Right now I'm trying to use OpenCV to do the recognition. I was able to modify the sample 'face recognition' app to use another Haar identifier XML file, but this seems to only handle detection of the outside circle/ovals.
I am interested in generating an object per sample, to describe the 5 interior lines for further processing:
{
1: { length: 20, avg_thick: 2.3 },
2: { length: 4, avg_thick: 2.0 },
3: { length: 9.1, avg_thick: 2.1 },
4: { length: 2, avg_thick: 1.9 },
5: { length: 17, avg_thick: 2.1 }
}
This is my first project involving image recognition. What algorithms or procedure should I use/research to achieve this? Thanks!
UPDATE:
Since the images will be photographed by hand, they are not pure black/white. Trying to apply thresholding makes the (feint) lines inside the shapes sometimes disappear. How could I improve the thresholding results?
Upvotes: 4
Views: 1544
Reputation: 20287
If the lines are approximately straight, use the Hough transform to find all lines, and the circle version of the Hough transform to find all circles/ellipses (you can then check is the bounding circle/ellipse has been found, and which lines are inside it, for example).

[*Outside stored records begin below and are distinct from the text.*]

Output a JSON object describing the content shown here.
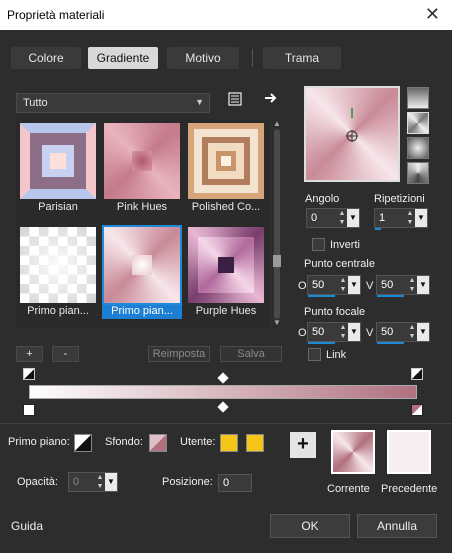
{
  "window": {
    "title": "Proprietà materiali",
    "close": "✕"
  },
  "tabs": [
    {
      "label": "Colore",
      "active": false
    },
    {
      "label": "Gradiente",
      "active": true
    },
    {
      "label": "Motivo",
      "active": false
    },
    {
      "label": "Trama",
      "active": false
    }
  ],
  "library": {
    "category": "Tutto",
    "items": [
      {
        "label": "Parisian",
        "selected": false
      },
      {
        "label": "Pink Hues",
        "selected": false
      },
      {
        "label": "Polished Co...",
        "selected": false
      },
      {
        "label": "Primo pian...",
        "selected": false
      },
      {
        "label": "Primo pian...",
        "selected": true
      },
      {
        "label": "Purple Hues",
        "selected": false
      }
    ],
    "add": "+",
    "remove": "-",
    "reset": "Reimposta",
    "save": "Salva"
  },
  "settings": {
    "angle_label": "Angolo",
    "angle_value": "0",
    "repeats_label": "Ripetizioni",
    "repeats_value": "1",
    "invert_label": "Inverti",
    "center_label": "Punto centrale",
    "center_o_label": "O",
    "center_o": "50",
    "center_v_label": "V",
    "center_v": "50",
    "focal_label": "Punto focale",
    "focal_o_label": "O",
    "focal_o": "50",
    "focal_v_label": "V",
    "focal_v": "50",
    "link_label": "Link"
  },
  "bottom": {
    "foreground_label": "Primo piano:",
    "background_label": "Sfondo:",
    "user_label": "Utente:",
    "opacity_label": "Opacità:",
    "opacity_value": "0",
    "position_label": "Posizione:",
    "position_value": "0",
    "current_label": "Corrente",
    "previous_label": "Precedente",
    "add_icon": "+"
  },
  "footer": {
    "help": "Guida",
    "ok": "OK",
    "cancel": "Annulla"
  },
  "colors": {
    "accent": "#1d8bd9",
    "user_swatch": "#f5c518",
    "gradient_start": "#ffffff",
    "gradient_end": "#b0707e"
  }
}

If the lines are not straight: you mean "narrow elongated regions" not lines, right? :) You'd have to skeletonize (probably threshold first). Helpful tutorial: "Skeletonization using OpenCV-Python". Since you need the width (=distance from skeleton to the edges) as well, use skimage.morphology.medial_axis(..., return_distance=True). You will likely also need some way to go through the branches of each skeleton and trim short branches (there is nothing off-the-shelf that already does that, sorry).

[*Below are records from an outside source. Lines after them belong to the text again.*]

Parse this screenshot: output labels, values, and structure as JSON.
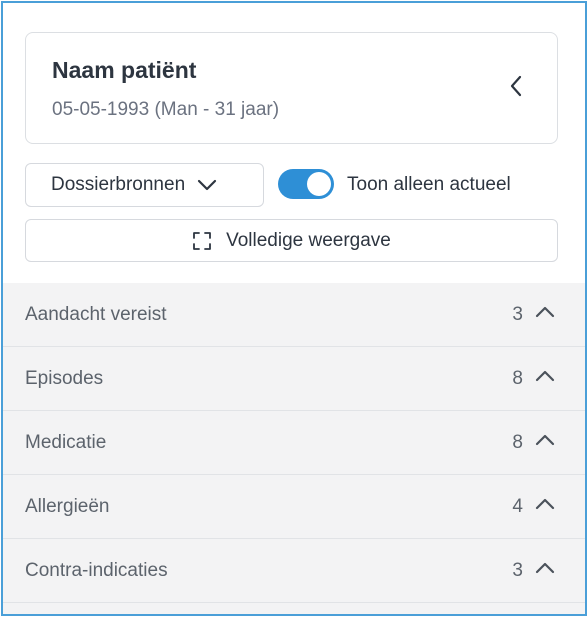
{
  "patient": {
    "name": "Naam patiënt",
    "details": "05-05-1993 (Man - 31 jaar)"
  },
  "controls": {
    "sources_label": "Dossierbronnen",
    "toggle_label": "Toon alleen actueel",
    "toggle_on": true,
    "full_view_label": "Volledige weergave"
  },
  "sections": [
    {
      "label": "Aandacht vereist",
      "count": "3"
    },
    {
      "label": "Episodes",
      "count": "8"
    },
    {
      "label": "Medicatie",
      "count": "8"
    },
    {
      "label": "Allergieën",
      "count": "4"
    },
    {
      "label": "Contra-indicaties",
      "count": "3"
    }
  ],
  "icons": {
    "collapse": "chevron-left-icon",
    "sources_dropdown": "chevron-down-icon",
    "full_view": "expand-icon",
    "section": "chevron-up-icon"
  },
  "colors": {
    "frame_border": "#4a9fd8",
    "toggle_active": "#2e8fd6",
    "section_background": "#f3f3f4"
  }
}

Haar type approach won't work at all, it only works (even theoretically) with features that have fixed relative position and shape. You want some kind of geometric feature extraction algorithm, not image recognition.
EDIT: Sample code in python:
import numpy, scipy, scipy.ndimage, skimage.morphology, matplotlib.pyplot
img = scipy.ndimage.imread("test.png")
# quick and dirty threshold
binary_img = img[:,:,0] < 0.1
# skeletonize
skel_binary, skel_distances = skimage.morphology.medial_axis(binary_img, return_distance=True)
# find individual lines
structure_element = scipy.ndimage.generate_binary_structure(2,2)

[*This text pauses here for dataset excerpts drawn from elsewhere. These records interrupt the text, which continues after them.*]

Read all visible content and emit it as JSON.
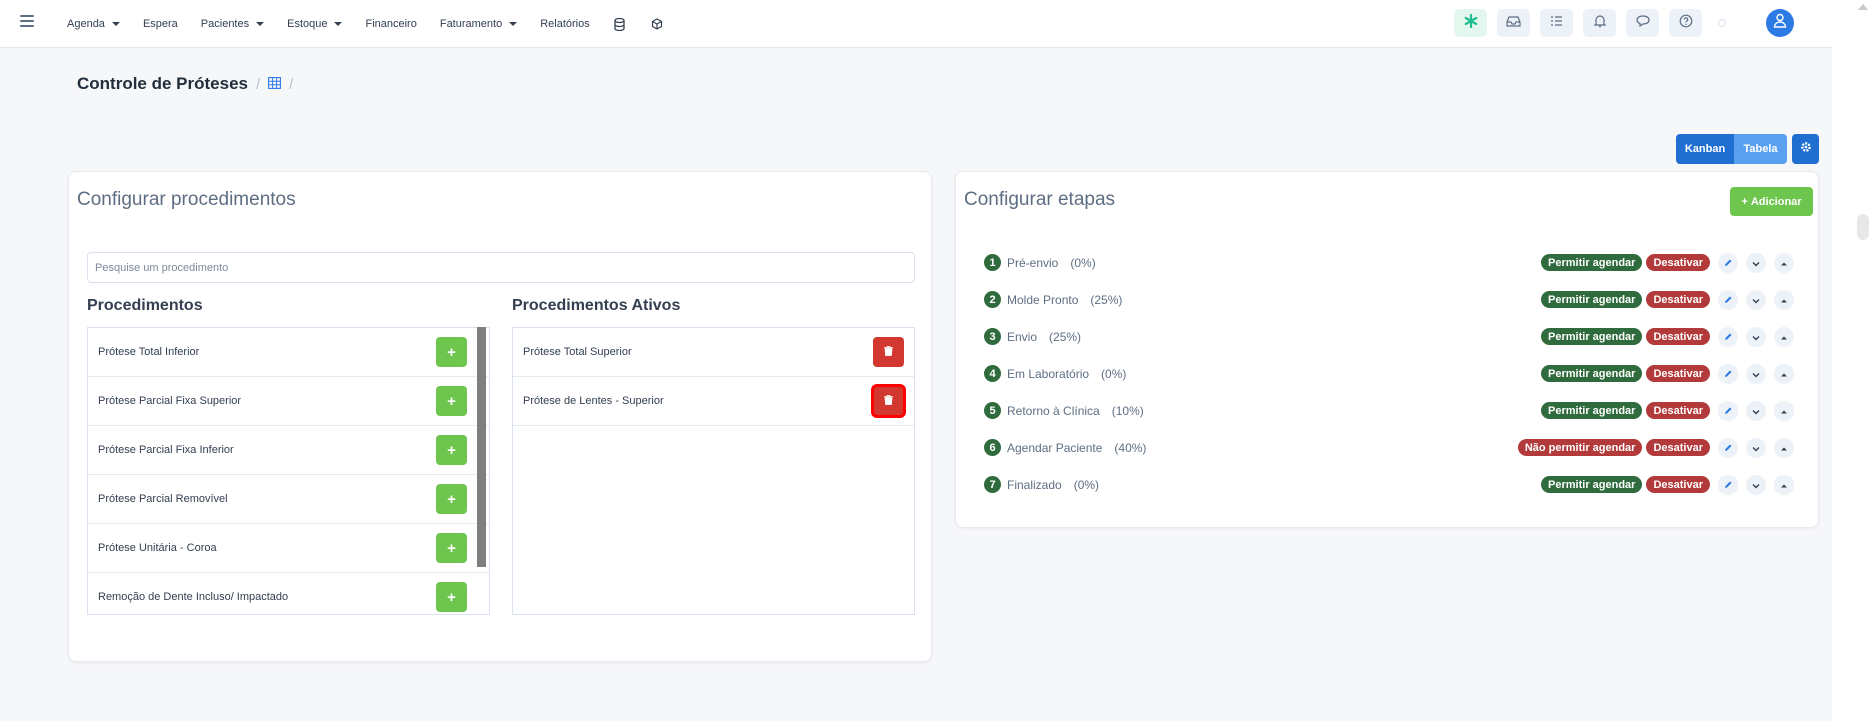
{
  "colors": {
    "primary": "#1f6fd1",
    "success": "#6fc64e",
    "danger": "#d2382f",
    "badge_green": "#2f6b3c",
    "badge_red": "#b23a3a"
  },
  "nav": {
    "items": [
      {
        "label": "Agenda",
        "dropdown": true
      },
      {
        "label": "Espera",
        "dropdown": false
      },
      {
        "label": "Pacientes",
        "dropdown": true
      },
      {
        "label": "Estoque",
        "dropdown": true
      },
      {
        "label": "Financeiro",
        "dropdown": false
      },
      {
        "label": "Faturamento",
        "dropdown": true
      },
      {
        "label": "Relatórios",
        "dropdown": false
      }
    ],
    "icons": [
      "database-icon",
      "cube-icon"
    ],
    "actions": [
      "star-icon",
      "inbox-icon",
      "checklist-icon",
      "bell-icon",
      "chat-icon",
      "help-icon"
    ]
  },
  "breadcrumb": {
    "title": "Controle de Próteses",
    "sep": "/"
  },
  "view_switch": {
    "kanban": "Kanban",
    "tabela": "Tabela"
  },
  "procedures": {
    "title": "Configurar procedimentos",
    "search_placeholder": "Pesquise um procedimento",
    "list_title": "Procedimentos",
    "active_title": "Procedimentos Ativos",
    "items": [
      "Prótese Total Inferior",
      "Prótese Parcial Fixa Superior",
      "Prótese Parcial Fixa Inferior",
      "Prótese Parcial Removível",
      "Prótese Unitária - Coroa",
      "Remoção de Dente Incluso/ Impactado"
    ],
    "active_items": [
      "Prótese Total Superior",
      "Prótese de Lentes - Superior"
    ],
    "add_symbol": "+"
  },
  "stages": {
    "title": "Configurar etapas",
    "add_label": "Adicionar",
    "add_symbol": "+",
    "items": [
      {
        "num": "1",
        "name": "Pré-envio",
        "pct": "(0%)",
        "permit": "Permitir agendar",
        "permit_type": "green",
        "deactivate": "Desativar"
      },
      {
        "num": "2",
        "name": "Molde Pronto",
        "pct": "(25%)",
        "permit": "Permitir agendar",
        "permit_type": "green",
        "deactivate": "Desativar"
      },
      {
        "num": "3",
        "name": "Envio",
        "pct": "(25%)",
        "permit": "Permitir agendar",
        "permit_type": "green",
        "deactivate": "Desativar"
      },
      {
        "num": "4",
        "name": "Em Laboratório",
        "pct": "(0%)",
        "permit": "Permitir agendar",
        "permit_type": "green",
        "deactivate": "Desativar"
      },
      {
        "num": "5",
        "name": "Retorno à Clínica",
        "pct": "(10%)",
        "permit": "Permitir agendar",
        "permit_type": "green",
        "deactivate": "Desativar"
      },
      {
        "num": "6",
        "name": "Agendar Paciente",
        "pct": "(40%)",
        "permit": "Não permitir agendar",
        "permit_type": "red",
        "deactivate": "Desativar"
      },
      {
        "num": "7",
        "name": "Finalizado",
        "pct": "(0%)",
        "permit": "Permitir agendar",
        "permit_type": "green",
        "deactivate": "Desativar"
      }
    ]
  }
}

skel_labels, num_skel_labels = scipy.ndimage.measurements.label(skel_binary, structure=structure_element)
for n in range(1, num_skel_labels + 1):
# make a binary label for this line
line = (skel_labels == n)
# calculate width from skeleton
mean_width = 2 * numpy.mean( skel_distances[ line ] )
print "line %d: width %f" % (n, mean_width)
# you need some way to find the ends of a line
# perhaps the most distant pair of points?
# show the labels
# the circle is also labelled
# you need some way to check which label is the circle and exclude that
matplotlib.pyplot.imshow(skel_labels)
matplotlib.pyplot.show()
This produces reasonable results on the images you posted above, and also (to check line thickness works) on a version of those images scaled up 10x. It doesn't deal with intersecting lines, maybe you can do a graph algorithm for that. Also you do need to exclude the outside circle somehow (it does seem to be always n=1 because labelling happens from the top-left and the first labelled area it finds is the circle).
EDIT: How to (or whether to) threshold is an interesting question. You can try automatic thresholding, perhaps based on Otsu's method, or based on gaussian mixture (example). I think you may likely get best results with some kind of statistical model of the background and foreground color and brightness, combined with locally adaptive thresholding. Really depends on the nature of your images.